WESPRZYJ TERAZ

W Indiach znów zamknięto szkoły

2022-01-28

Trwające praktycznie przez cały czas pandemii zamknięcie szkół wywoła w Indiach prawdziwą katastrofą edukacyjną. - Najbardziej ucierpią najubożsi, którzy nie mają możliwości nauki zdalnej – mówi doktor Helena Pyz. Uczniowie z Jeevodaya mogę brać udział w zajęciach zdalnych dzięki tabletom, które udało się kupić dzięki Polakom, którzy z ogromną hojnością odpowiedzieli na akcję „Tablet dla dzieci trędowatych”. 

Dzieci nie mogły zostać w Waszym internacie, gdzie mogłyby kontynuować naukę zdalną pod okiem opiekunów. Wróciły do swych ubogich domów. Co to oznacza?

Helena Pyz: Gorsze warunki mieszkania i wyżywienia, trudność w regularnej nauce, brak pomocy nauczycieli i kolegów, ale też większą możliwość zakażenia się czymkolwiek, w tym koronawirusem. Oni mieszkają na obrzeżach dużych miast, gdzie jest znacznie więcej przypadków zachorowań.

Dzięki ogromnej hojności Polaków udało się w ubiegłym roku zakupić tablety dla uczniów z Jeevodaya. Jak ważna to jest pomoc?

Tak, chętni do nauki skorzystali, dostali sprzęt do ręki i mogą korzystać w miarę swobodnie, zależnie od łaczy internetowych w ich miejscach zamieszkania. Nasi nauczyciele prowadzą lekcje on-line. Są one nieco ograniczone, czas internetowy jest dość skąpy, niemniej jest to ogromna pomoc dla tych, którzy nie zrezygnowali z nauki po pierwszym zamknięciu szkół. Niestety bardziej pesymistycznie patrzę na to kolejne zamknięcie teraz. Raczej aż do rocznych egzaminów, które będą na przełomie marca i kwietnia, młodzież przystąpi ponownie zdalnie, a wiadomo, że wyniki wtedy nie są adekwatne do rzeczywiście posiadanej wiedzy.   

Od początku pandemii dzieci z Jeevodaya przez prawie półtora roku nie uczestniczyły w zajęciach z powodu zamknięcia szkół, mimo to dostały promocję do kolejnej klasy.  Rośnie pokolenie wtórnych analfabetów?

Niestety tak to wygląda. Efekt był wyraźnie widoczny w egzaminach półrocznych, które nasi uczniowie pisali pod koniec grudnia. Wyniki naprawdę bardzo marne, a przecież pytania egzaminacyjne nie były na najwyższym, wyśrubowanym poziomie.

Czy wielu z Waszych uczniów nie wróciło do szkoły po pierwszym zamknięciu szkół?

Wróciło nieco mniej niż 50 proc., tylko od klasy 5 do 12. Młodsze są zostawione same sobie, nie mają nawet zdalnych lekcji. Te roczniki to będą analfabeci całkiem pierwotni, bo w wieku 7, 8 czy nawet 10 lat nie usiądą nawet w pierwszej klasie, nie pozwalają zresztą na to przepisy.

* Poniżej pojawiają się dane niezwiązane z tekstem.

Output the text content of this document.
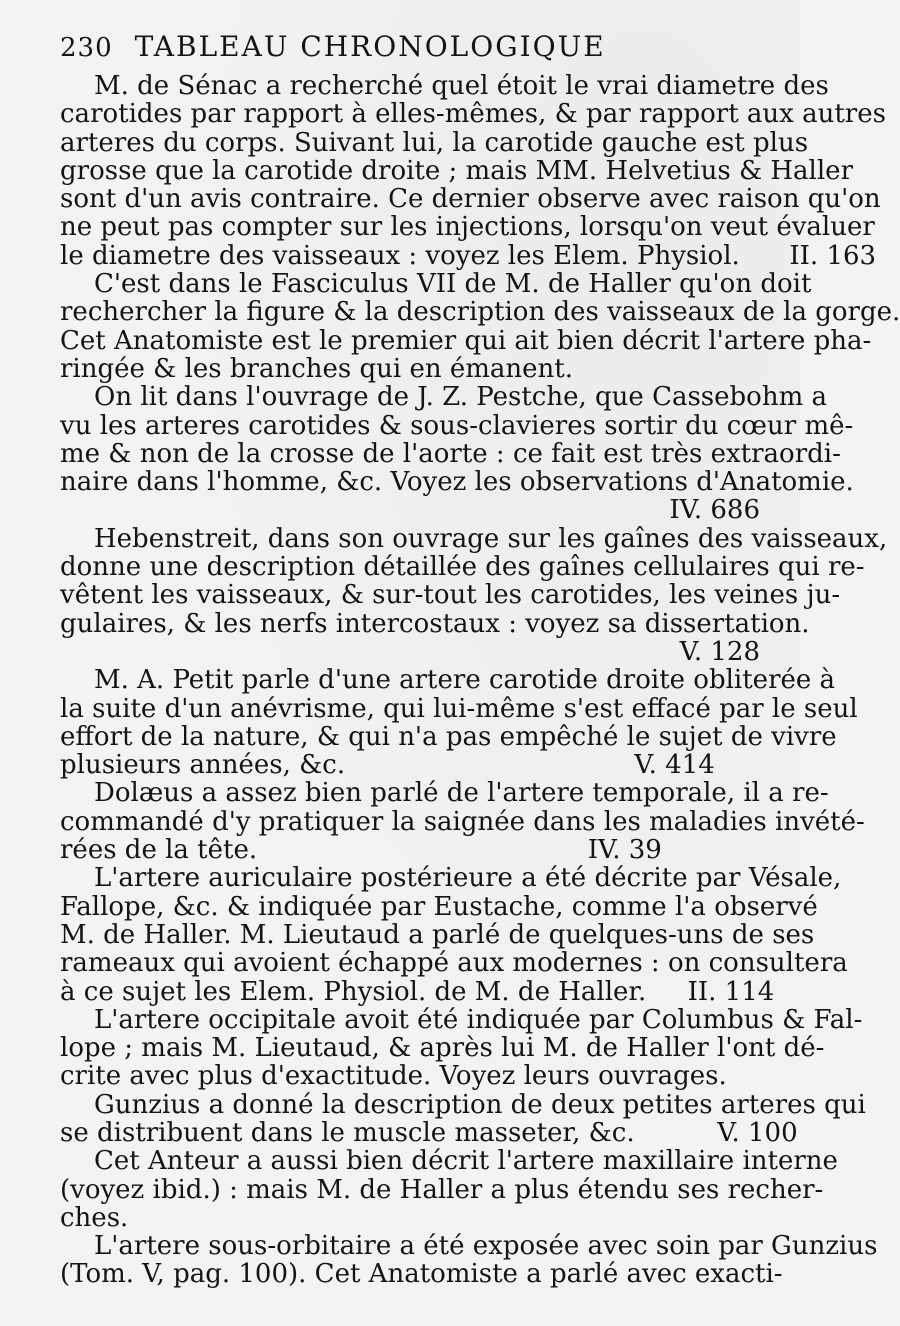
230 TABLEAU CHRONOLOGIQUE
M. de Sénac a recherché quel étoit le vrai diametre des
carotides par rapport à elles-mêmes, & par rapport aux autres
arteres du corps. Suivant lui, la carotide gauche est plus
grosse que la carotide droite ; mais MM. Helvetius & Haller
sont d'un avis contraire. Ce dernier observe avec raison qu'on
ne peut pas compter sur les injections, lorsqu'on veut évaluer
le diametre des vaisseaux : voyez les Elem. Physiol.      II. 163
C'est dans le Fasciculus VII de M. de Haller qu'on doit
rechercher la figure & la description des vaisseaux de la gorge.
Cet Anatomiste est le premier qui ait bien décrit l'artere pha-
ringée & les branches qui en émanent.
On lit dans l'ouvrage de J. Z. Pestche, que Cassebohm a
vu les arteres carotides & sous-clavieres sortir du cœur mê-
me & non de la crosse de l'aorte : ce fait est très extraordi-
naire dans l'homme, &c. Voyez les observations d'Anatomie.
IV. 686
Hebenstreit, dans son ouvrage sur les gaînes des vaisseaux,
donne une description détaillée des gaînes cellulaires qui re-
vêtent les vaisseaux, & sur-tout les carotides, les veines ju-
gulaires, & les nerfs intercostaux : voyez sa dissertation.
V. 128
M. A. Petit parle d'une artere carotide droite obliterée à
la suite d'un anévrisme, qui lui-même s'est effacé par le seul
effort de la nature, & qui n'a pas empêché le sujet de vivre
plusieurs années, &c.                                   V. 414
Dolæus a assez bien parlé de l'artere temporale, il a re-
commandé d'y pratiquer la saignée dans les maladies invété-
rées de la tête.                                        IV. 39
L'artere auriculaire postérieure a été décrite par Vésale,
Fallope, &c. & indiquée par Eustache, comme l'a observé
M. de Haller. M. Lieutaud a parlé de quelques-uns de ses
rameaux qui avoient échappé aux modernes : on consultera
à ce sujet les Elem. Physiol. de M. de Haller.     II. 114
L'artere occipitale avoit été indiquée par Columbus & Fal-
lope ; mais M. Lieutaud, & après lui M. de Haller l'ont dé-
crite avec plus d'exactitude. Voyez leurs ouvrages.
Gunzius a donné la description de deux petites arteres qui
se distribuent dans le muscle masseter, &c.          V. 100
Cet Anteur a aussi bien décrit l'artere maxillaire interne
(voyez ibid.) : mais M. de Haller a plus étendu ses recher-
ches.
L'artere sous-orbitaire a été exposée avec soin par Gunzius
(Tom. V, pag. 100). Cet Anatomiste a parlé avec exacti-
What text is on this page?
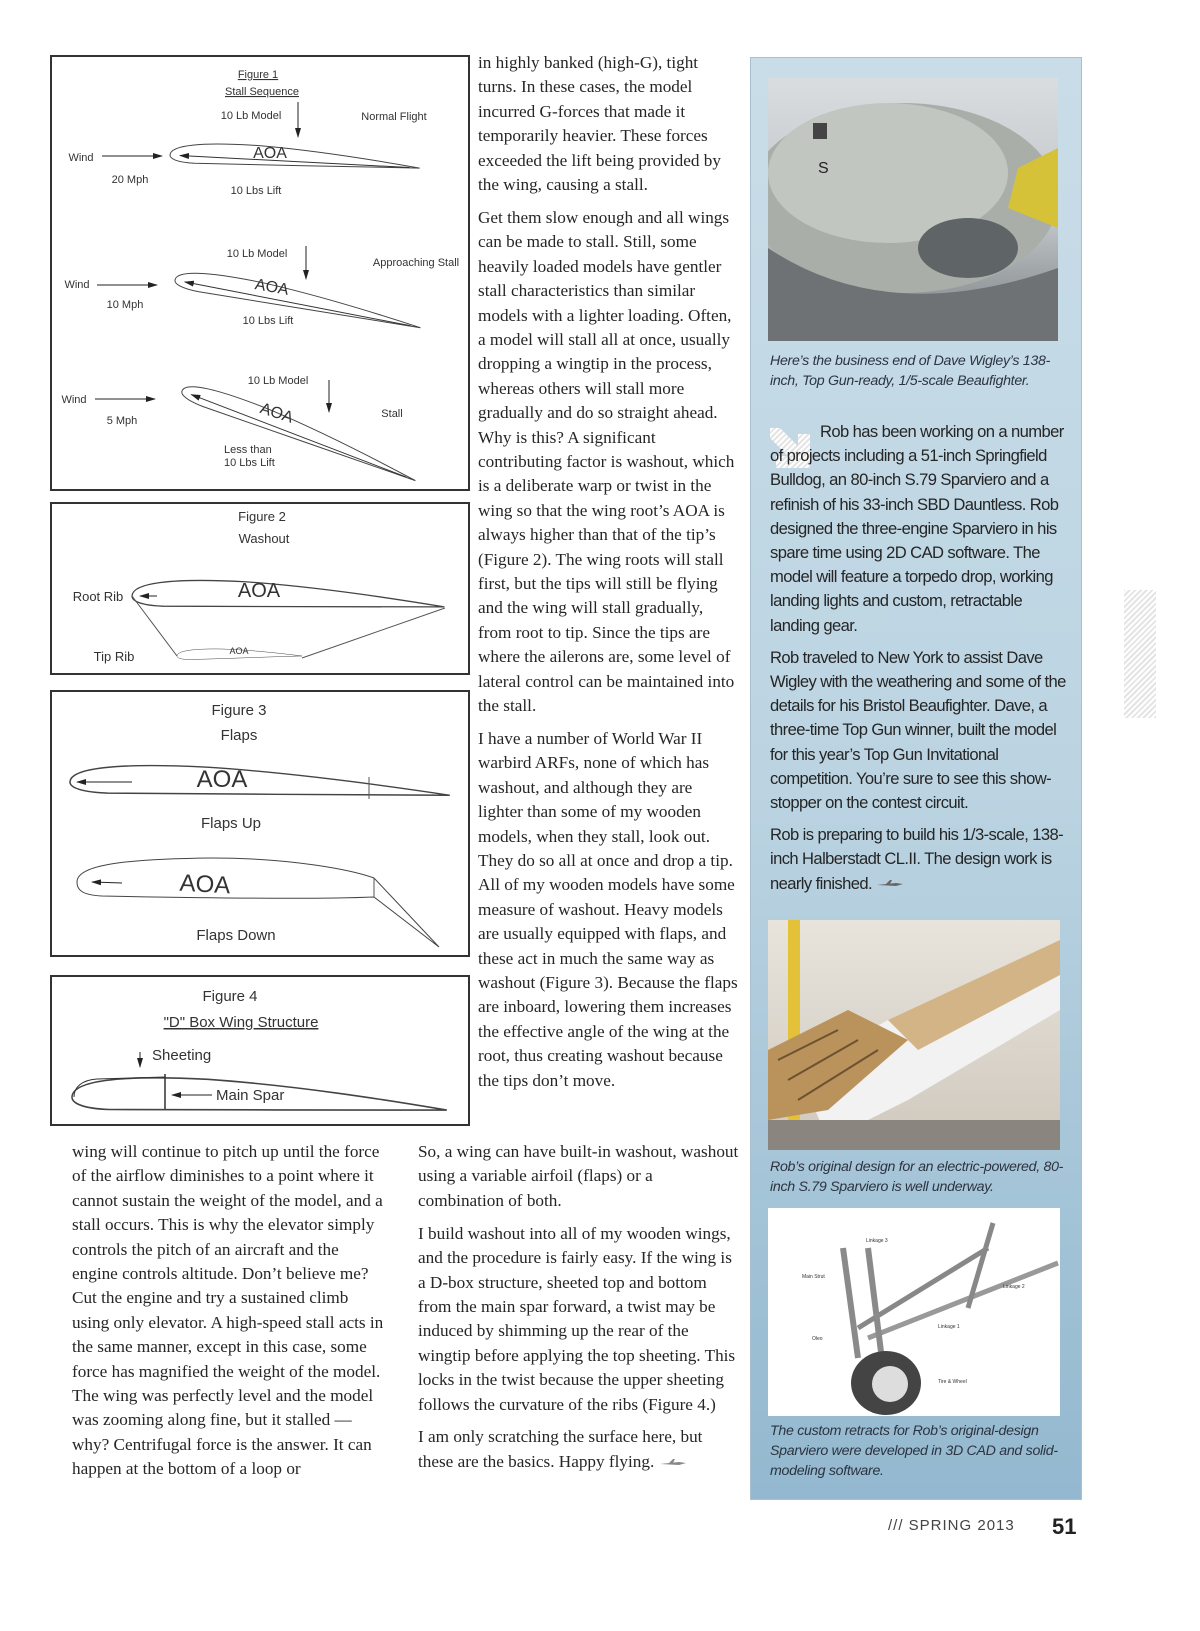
Figure 1
Stall Sequence
10 Lb Model	Normal Flight
Wind
20 Mph
AOA
10 Lbs Lift
10 Lb Model
Approaching Stall
Wind
10 Mph
AOA
10 Lbs Lift
10 Lb Model
Stall
Wind
5 Mph	AOA
Less than
10 Lbs Lift
Figure 2
Washout
Root Rib	AOA
AOA
Tip Rib
Figure 3
Flaps
AOA
Flaps Up
AOA
Flaps Down
Figure 4
"D" Box Wing Structure
Sheeting
Main Spar

in highly banked (high-G), tight turns. In these cases, the model incurred G-forces that made it temporarily heavier. These forces exceeded the lift being provided by the wing, causing a stall.

Get them slow enough and all wings can be made to stall. Still, some heavily loaded models have gentler stall characteristics than similar models with a lighter loading. Often, a model will stall all at once, usually dropping a wingtip in the process, whereas others will stall more gradually and do so straight ahead. Why is this? A significant contributing factor is washout, which is a deliberate warp or twist in the wing so that the wing root’s AOA is always higher than that of the tip’s (Figure 2). The wing roots will stall first, but the tips will still be flying and the wing will stall gradually, from root to tip. Since the tips are where the ailerons are, some level of lateral control can be maintained into the stall.

I have a number of World War II warbird ARFs, none of which has washout, and although they are lighter than some of my wooden models, when they stall, look out. They do so all at once and drop a tip. All of my wooden models have some measure of washout. Heavy models are usually equipped with flaps, and these act in much the same way as washout (Figure 3). Because the flaps are inboard, lowering them increases the effective angle of the wing at the root, thus creating washout because the tips don’t move.

wing will continue to pitch up until the force of the airflow diminishes to a point where it cannot sustain the weight of the model, and a stall occurs. This is why the elevator simply controls the pitch of an aircraft and the engine controls altitude. Don’t believe me? Cut the engine and try a sustained climb using only elevator. A high-speed stall acts in the same manner, except in this case, some force has magnified the weight of the model. The wing was perfectly level and the model was zooming along fine, but it stalled — why? Centrifugal force is the answer. It can happen at the bottom of a loop or

So, a wing can have built-in washout, washout using a variable airfoil (flaps) or a combination of both.

I build washout into all of my wooden wings, and the procedure is fairly easy. If the wing is a D-box structure, sheeted top and bottom from the main spar forward, a twist may be induced by shimming up the rear of the wingtip before applying the top sheeting. This locks in the twist because the upper sheeting follows the curvature of the ribs (Figure 4.)

I am only scratching the surface here, but these are the basics. Happy flying.

S
Here’s the business end of Dave Wigley’s 138-inch, Top Gun-ready, 1/5-scale Beaufighter.

Rob has been working on a number of projects including a 51-inch Springfield Bulldog, an 80-inch S.79 Sparviero and a refinish of his 33-inch SBD Dauntless. Rob designed the three-engine Sparviero in his spare time using 2D CAD software. The model will feature a torpedo drop, working landing lights and custom, retractable landing gear.

Rob traveled to New York to assist Dave Wigley with the weathering and some of the details for his Bristol Beaufighter. Dave, a three-time Top Gun winner, built the model for this year’s Top Gun Invitational competition. You’re sure to see this show-stopper on the contest circuit.

Rob is preparing to build his 1/3-scale, 138-inch Halberstadt CL.II. The design work is nearly finished.

Rob’s original design for an electric-powered, 80-inch S.79 Sparviero is well underway.
Linkage 3
Main Strut
Linkage 2
Linkage 1
Oleo
Tire & Wheel
The custom retracts for Rob’s original-design Sparviero were developed in 3D CAD and solid-modeling software.
/// SPRING 2013 51
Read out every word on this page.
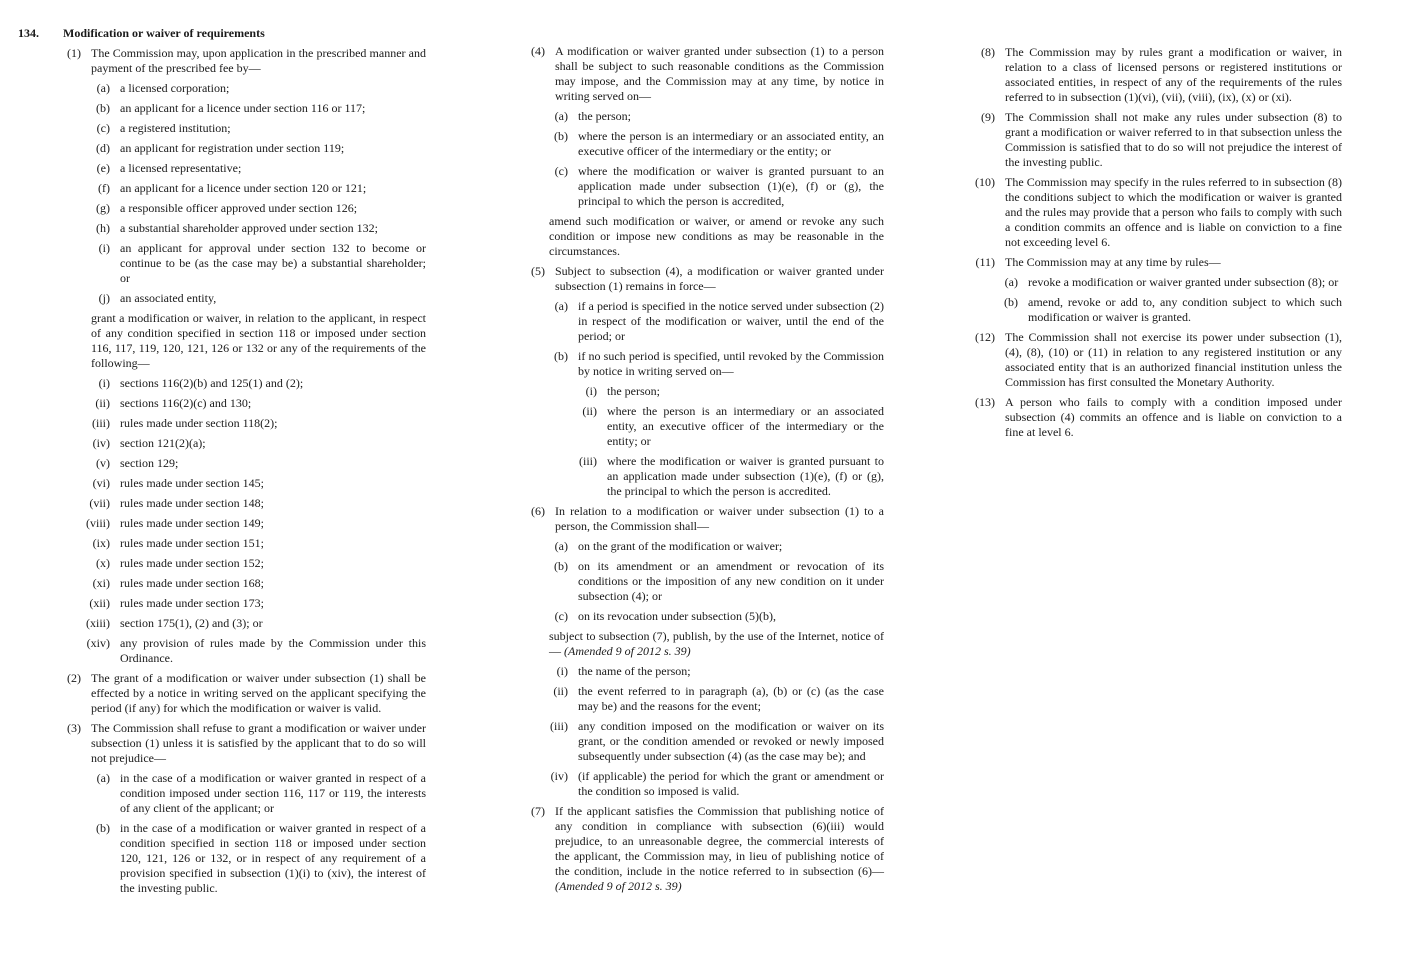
134.	Modification or waiver of requirements
(1) The Commission may, upon application in the prescribed manner and payment of the prescribed fee by—
(a) a licensed corporation;
(b) an applicant for a licence under section 116 or 117;
(c) a registered institution;
(d) an applicant for registration under section 119;
(e) a licensed representative;
(f) an applicant for a licence under section 120 or 121;
(g) a responsible officer approved under section 126;
(h) a substantial shareholder approved under section 132;
(i) an applicant for approval under section 132 to become or continue to be (as the case may be) a substantial shareholder; or
(j) an associated entity,
grant a modification or waiver, in relation to the applicant, in respect of any condition specified in section 118 or imposed under section 116, 117, 119, 120, 121, 126 or 132 or any of the requirements of the following—
(i) sections 116(2)(b) and 125(1) and (2);
(ii) sections 116(2)(c) and 130;
(iii) rules made under section 118(2);
(iv) section 121(2)(a);
(v) section 129;
(vi) rules made under section 145;
(vii) rules made under section 148;
(viii) rules made under section 149;
(ix) rules made under section 151;
(x) rules made under section 152;
(xi) rules made under section 168;
(xii) rules made under section 173;
(xiii) section 175(1), (2) and (3); or
(xiv) any provision of rules made by the Commission under this Ordinance.
(2) The grant of a modification or waiver under subsection (1) shall be effected by a notice in writing served on the applicant specifying the period (if any) for which the modification or waiver is valid.
(3) The Commission shall refuse to grant a modification or waiver under subsection (1) unless it is satisfied by the applicant that to do so will not prejudice—
(a) in the case of a modification or waiver granted in respect of a condition imposed under section 116, 117 or 119, the interests of any client of the applicant; or
(b) in the case of a modification or waiver granted in respect of a condition specified in section 118 or imposed under section 120, 121, 126 or 132, or in respect of any requirement of a provision specified in subsection (1)(i) to (xiv), the interest of the investing public.
(4) A modification or waiver granted under subsection (1) to a person shall be subject to such reasonable conditions as the Commission may impose, and the Commission may at any time, by notice in writing served on—
(a) the person;
(b) where the person is an intermediary or an associated entity, an executive officer of the intermediary or the entity; or
(c) where the modification or waiver is granted pursuant to an application made under subsection (1)(e), (f) or (g), the principal to which the person is accredited,
amend such modification or waiver, or amend or revoke any such condition or impose new conditions as may be reasonable in the circumstances.
(5) Subject to subsection (4), a modification or waiver granted under subsection (1) remains in force—
(a) if a period is specified in the notice served under subsection (2) in respect of the modification or waiver, until the end of the period; or
(b) if no such period is specified, until revoked by the Commission by notice in writing served on—
(i) the person;
(ii) where the person is an intermediary or an associated entity, an executive officer of the intermediary or the entity; or
(iii) where the modification or waiver is granted pursuant to an application made under subsection (1)(e), (f) or (g), the principal to which the person is accredited.
(6) In relation to a modification or waiver under subsection (1) to a person, the Commission shall—
(a) on the grant of the modification or waiver;
(b) on its amendment or an amendment or revocation of its conditions or the imposition of any new condition on it under subsection (4); or
(c) on its revocation under subsection (5)(b),
subject to subsection (7), publish, by the use of the Internet, notice of— (Amended 9 of 2012 s. 39)
(i) the name of the person;
(ii) the event referred to in paragraph (a), (b) or (c) (as the case may be) and the reasons for the event;
(iii) any condition imposed on the modification or waiver on its grant, or the condition amended or revoked or newly imposed subsequently under subsection (4) (as the case may be); and
(iv) (if applicable) the period for which the grant or amendment or the condition so imposed is valid.
(7) If the applicant satisfies the Commission that publishing notice of any condition in compliance with subsection (6)(iii) would prejudice, to an unreasonable degree, the commercial interests of the applicant, the Commission may, in lieu of publishing notice of the condition, include in the notice referred to in subsection (6)— (Amended 9 of 2012 s. 39)
(8) The Commission may by rules grant a modification or waiver, in relation to a class of licensed persons or registered institutions or associated entities, in respect of any of the requirements of the rules referred to in subsection (1)(vi), (vii), (viii), (ix), (x) or (xi).
(9) The Commission shall not make any rules under subsection (8) to grant a modification or waiver referred to in that subsection unless the Commission is satisfied that to do so will not prejudice the interest of the investing public.
(10) The Commission may specify in the rules referred to in subsection (8) the conditions subject to which the modification or waiver is granted and the rules may provide that a person who fails to comply with such a condition commits an offence and is liable on conviction to a fine not exceeding level 6.
(11) The Commission may at any time by rules—
(a) revoke a modification or waiver granted under subsection (8); or
(b) amend, revoke or add to, any condition subject to which such modification or waiver is granted.
(12) The Commission shall not exercise its power under subsection (1), (4), (8), (10) or (11) in relation to any registered institution or any associated entity that is an authorized financial institution unless the Commission has first consulted the Monetary Authority.
(13) A person who fails to comply with a condition imposed under subsection (4) commits an offence and is liable on conviction to a fine at level 6.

Jak kolejna fala pandemii wpływa na Wasze codzienne życie?

Właściwie poza zamknięciem zakładów edukacyjnych nie odczuwamy fali pandemii. Owszem, transport publiczny jest coraz bardziej niedostępny, bo rosną ceny paliwa, a to generuje kolejne podwyżki dostarczanych produktów. I nie docierają chorzy do naszej przychodni.

Czego obecnie potrzebujecie?

Poza dalszą pomocą finansową, bo potrzeby wzrosły mimo mniejszej ilości mieszkańców, jeszcze wsparcia duchowego. Wielu młodych ludzi nie pracuje, wzrosło bezrobocie, za tym idzie nie tylko ubóstwo, ale i przestępczość. Z wygaśnięcie stanu pandemii liczymy na powrót do normalności. 

Jak Ty osobiście przeżywasz pandemię i ograniczenia wpływające na życie mieszkańców Jeevodaya?

Jeśli powiem, że czuję się coraz mniej potrzebna, to nie jest to do końca prawda. Choć moja służba lekarska jest zminimalizowana, to prowadzenie finansów Ośrodka pochłania każdą wolną chwilę. Zmaganie się z biurokracją i nieżyczliwością dla mniejszości religijnych, dla chrześcijańskich organizacji pozarządowych jest bardzo trudne. No i przepisy, których nikt nie zna do końca, stale się zmieniające, to prawdziwa udręka.